The Elliott School of International Affairs hosted a discussion on how the COVID-19 pandemic defined the current state of international leadership Wednesday.
Thomas Wright – the director of the Center on the United States and Europe in the Brookings Institution, a public policy think tank – explained how the United States and China drove the international community’s COVID-19 response and how to improve pandemic handling worldwide in his new book, “Aftershocks: Pandemic Politics and the End of the Old International Order.” Nicholas Anderson, an assistant professor of international affairs, moderated the virtual book talk.
Wright said the pandemic impacted global relationships and highlighted how multiple nations were unprepared for the public health emergency.
“This is a unique moment where we had a truly global crisis with a total lack of international leadership with populist nationalist leaders and authoritarian leaders in power in much of the world,” he said at the event.

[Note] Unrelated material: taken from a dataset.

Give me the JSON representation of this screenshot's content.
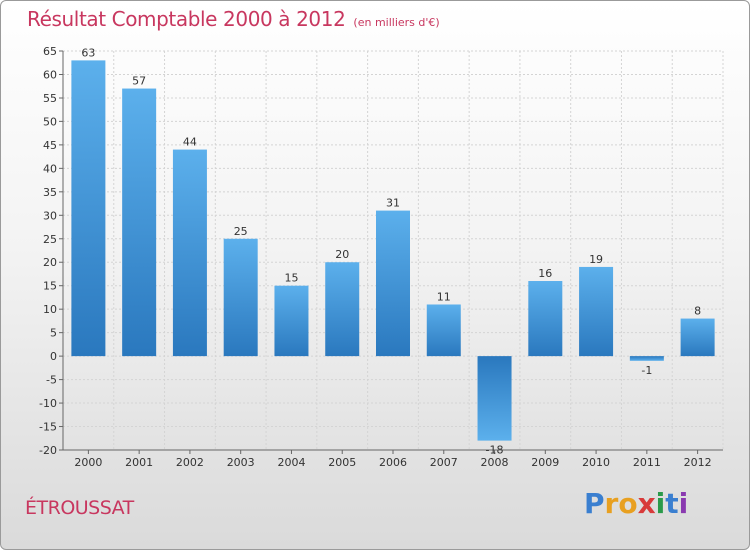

Wright said when news of COVID-19 first broke in early January 2020, U.S. officials were more alarmed than European officials because they received advanced notice of the public health threat from infectious disease experts like Anthony Fauci, the director of the National Institute of Allergy and Infectious Disease. He said former President Donald Trump was encouraged to prepare the United States and its economy for the pandemic, but he decided otherwise to avoid public panic and preserve his chances at winning the 2020 presidential election.
He said Trump’s handling of COVID-19 was “hugely” damaging during the early months of the pandemic, as he spread disinformation, distrusted authority and neglected the power of the federal government to boost nationwide response efforts.
“I think that early period is just interesting for people to understand just where they were and why they ended up where they ended up,” Wright said.
He said China became more secretive in its handling of the pandemic, as doctors stopped sharing information about the virus’ outbreak. Wright said China’s resistance to international cooperation through its more assertive foreign policy heightened its global rivalry with the United States during the pandemic.
“We think there’s a case to be made that 2020 is to the U.S.-China relationship like how 1947 was the U.S.-Soviet relationship,” he said. “It unfolded in the same way the Cold War unfolded in the Mediterranean initially, but the origin story is important and how it started over a pandemic, a transnational issue.”
Wright said the world’s major powers should collaborate when dealing with international crises like the COVID-19 pandemic. He said while a few solutions to COVID-19 response issues include studying pandemic preparedness and increasing transparency in international relationships, his book proposes a new solution – creating a backup plan between nations through reforms to the World Health Organization.
He said nations would organize themselves into groups that provide public goods and set higher standards for international unification in future pandemics to formalize the backup plan.
“I think at the moment we’re in a place where the easy answer is ‘Let’s reform policies to make it more effective,’” he said. “The thing that people are worried about is that the reforms may not fly, and that’s sort of the issue.”